Şimdi neresine ne yaparsan yap; yapılan güzellik kaybolup gidiyor beton tarlalarının arasında
Bırakın gerçeğini, hayalini kurmak bile olanaksızlaştı artık.
… …
Falih Rıfkı Atay’ın,
“Tüm Dünyayı gezip görmeli ama Alanya’yı görmeden ölmemeli”
dediği Alanya’dan, eser kalmadı çünkü…
Dağ, taş beton oldu.
Bir yandan betonlaştırma işlemleri hızla sürdürülürken; diğer yandan
“acaba daha nerelerini betonlaştırırız”
çalışmaları yapılıyor ilgili çevrelerce.
Ağaç ve yeşil düşmanı betonseverlerin gözleri, şimdilerde, kentin orta yerinde,
“çöl ortasında kalmış bir vaha gibi parlayan”
Karayolları Şantiye’sinde.
Betonlaştırma hastalarının akılları, fikirleri ve de gözleri bu bölge üzerinde şimdi.
Kapalı kapılar ardında;
“Ne yapsak, neylesek, nasıl bir katakulliye getirsek de bu bölgeyi de betonlaştırsa
k’ın” ince hesapları yapılıyor.
Yapmayın.
Lütfen yapmayın.
Aklınızı başınıza devşirin artık.
Dokunmayın bu bölgeye, bırakın hiç değilse bu bölge yeşil kalsın.
… …
Cuma Pazarı’nın bulunduğu bölgede, yerine düğün salonu yapmak üzere yıkılıp, şimdilik Pazar yeri olarak kullanılan bir alan var.
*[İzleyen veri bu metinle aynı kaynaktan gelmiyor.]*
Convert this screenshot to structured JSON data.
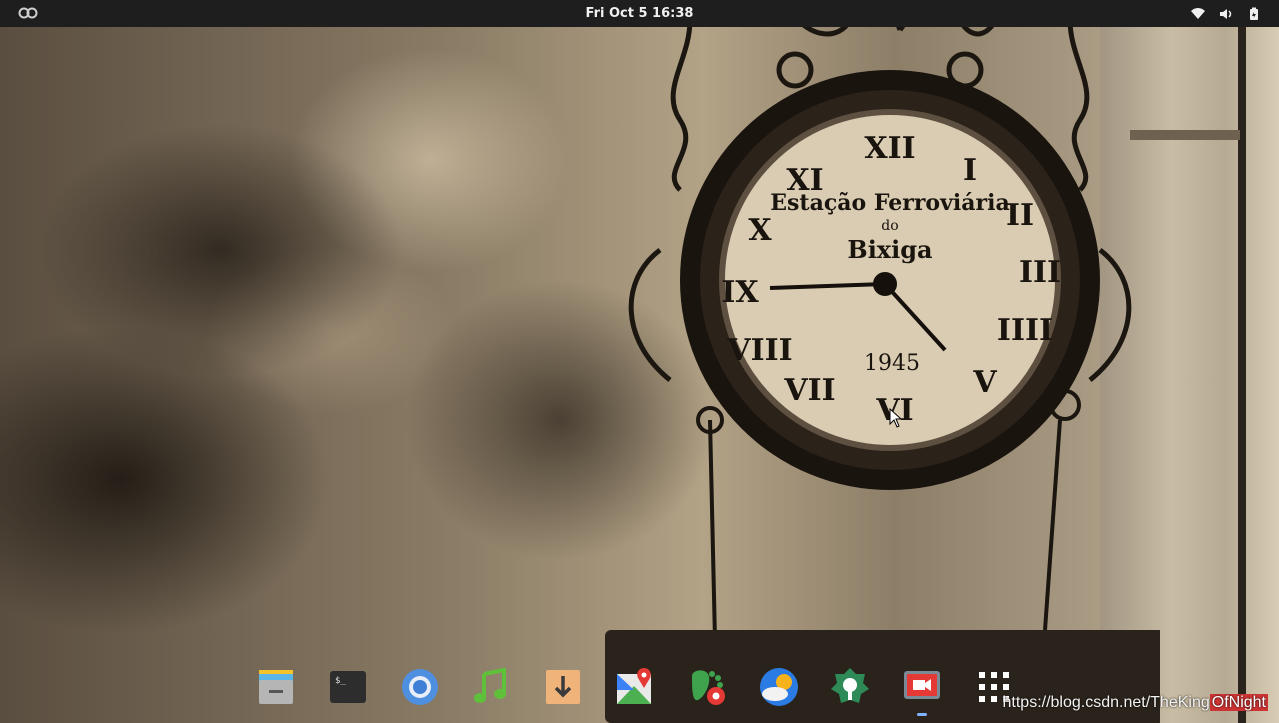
{
  "topbar": {
    "activities_icon": "activities-icon",
    "datetime": "Fri Oct 5  16:38",
    "status_icons": [
      "wifi-icon",
      "volume-icon",
      "battery-icon"
    ]
  },
  "wallpaper": {
    "clock_text_top": "Estação Ferroviária",
    "clock_text_do": "do",
    "clock_text_name": "Bixiga",
    "clock_year": "1945"
  },
  "dock": {
    "items": [
      {
        "name": "files",
        "icon": "files-icon"
      },
      {
        "name": "terminal",
        "icon": "terminal-icon"
      },
      {
        "name": "chromium",
        "icon": "browser-icon"
      },
      {
        "name": "music",
        "icon": "music-icon"
      },
      {
        "name": "downloads",
        "icon": "download-icon"
      },
      {
        "name": "maps",
        "icon": "maps-icon"
      },
      {
        "name": "software-settings",
        "icon": "gear-icon"
      },
      {
        "name": "weather",
        "icon": "weather-icon"
      },
      {
        "name": "tweaks",
        "icon": "tweaks-icon"
      },
      {
        "name": "screen-recorder",
        "icon": "video-icon",
        "running": true
      },
      {
        "name": "app-grid",
        "icon": "app-grid-icon"
      }
    ]
  },
  "watermark": {
    "text": "https://blog.csdn.net/TheKing",
    "tail": "OfNight"
  },
  "colors": {
    "topbar": "#1e1e1e",
    "running_indicator": "#7fb2ff"
  }
}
Bu alanın; bir üzerindeki bina yıkılmadan önceki halini gözünüzün önüne getirin, bir de şimdiki halini.
Bu alandaki o bina yıkılınca nasıl rahatladı, nasıl aydınlandı çevre.
Bu alana yeniden bina yapıp, iç karartan bir ortam yaratacağınıza; ağaçlandırın bu bölgeyi, hem pazaryeri, hem yeşil alan olarak kullanılsın.
Düğün salonu yapacak başka yer mi yok.
Nefes alacak yer kalmadı Alanya’da.
Sağa bak beton, sola bak beton…
Şu ekli resme bir bakın hele; estetiğin, “e”sinden eser var mı? Bu hale getirdiniz Alanya’yı işte.
Yeter artık.
Betona, betonlaşmaya çalışan aklınız; biraz da yeşil alanlar, parklar yaratmak için çalışsın, ne olur.
Park derken de,” park gibi parklar”ı kastediyorum, avuç içi kadar sözde parkları değil.
* * *
Tamam…
Dağ taş beton oldu, geriye dönüşü kalmadı bu işin,
Ancak şu saatten sonra bile yapılabilecek bazı güzel şeyler hâlâ var Alanya için.
Örnek mi?
Örneğin, bu beton yığınlarını (olabildiği kadar) sevimli hale getirmenin koşulları zorlanabilir.
Örneğin çatılardan başlanabilir bu işe.
Çatılara standart bir estetik getirilerek, (son derece sakil görünen) güneş enerjilerinin kaba aksamı, bu estetik çerçevesinde gizlenebilir.
Bina cephelerinin dörtbir yanını kaplayan klima motorları ekli resimde olduğu gibi tek bir kanalda toplanarak kamufle edilebilir.
Bina cephesi boyalarına ve tabelalara, mantıklı bir standart getirilip, gözleri rahatsız eden renk cümbüşünden ve tabela kirliliğinden arınılabilir.
… …
Bu noktada Alanya Belediyesi İmar Müdürlüğü’ne büyük iş düşüyor.
Önce Alanya Belediyesi İmar Müdürlüğü, kendisine çeki düzen verecek. Bu rahatsızlıkları, önce kendi içinde tartışıp, değerlendirecek.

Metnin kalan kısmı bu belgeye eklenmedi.